One young housekeeper was in the process of cleaning a room when she went into the hall to retrieve clean towels. As soon as she was out of the room, the door slammed shut! When the door wouldn't re-open, she went into the adjoining room which had a connecting door and used her master key to get into the closed room. She found a heavy wooden dresser in the room had been moved and was blocking the door. There had been no one else in the room with the maid and there was no way anyone could have gotten in and moved the dresser in the few seconds she had been locked out. She ran to her supervisor who was on the same floor at the end of the hall and the two of them came back to the room within 2 minutes. Upon arrival, they found the door was standing open and the dresser back where it was supposed to be 6 feet away. The housekeeper swore she wasn't lying and abruptly handed her name tag to the supervisor and quit. At first, the supervisor was suspicious, but then she noticed deep scratches on the floor showing the path traveled by the heavy dresser from across the room to the door and back.

Furniture is often moved around in the storage room also. Extra beds, tables, chairs and supplies are kept in a storage room to replace any items that may get broken in the hotel. Maintenance personnel have frequently reported chairs that were once stacked against one wall will be stacked against the other wall from one entry time to the next. Once, the head maintenance supervisor had retrieved a box of light bulbs for his men to replace several which had burned out. He locked the door when he left. He received a call on his walkie-talkie for some other item almost immediately so he turned back, opened the locked door and found something was on the other side. He pushed it open to find an unopened case of toilet paper had been pushed against the door. The cases of toilet paper are kept against the far wall in the back and there is only the one door through which to enter.

The wide, usually quiet hallway on the 4th floor of the hotel where,
sometimes, a little girl's laughter and running feet can be heard.
Long-time employee's of the hotel say these unexplained matter are rather unsettling, but they have never felt threatened.
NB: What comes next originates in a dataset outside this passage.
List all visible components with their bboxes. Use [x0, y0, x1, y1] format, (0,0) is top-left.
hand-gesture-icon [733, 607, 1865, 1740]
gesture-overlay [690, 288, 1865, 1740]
The feeling is more like their resident spirit is simply mischievous and likes to play jokes. Workers and guests have reported hearing what sounds like a little girl's laughter when there are no children around. They also have heard little footsteps running in deserted hallways. Several psychics have said they felt the ghost is a very young girl whose name is Emily. There is a grave of a young girl in the Fort Yellowstone Cemetery a few yards from the hotel. Emily Sievert was the youngest daughter of Chaplain H. A. Sievert of the 9th U.S. Calvary. She died in 1903 just shy of her 2nd birthday. Perhaps this is the hotel's ghost. Perhaps little Emily is forever happy playing jokes in the hotel, teasing staff and guests alike.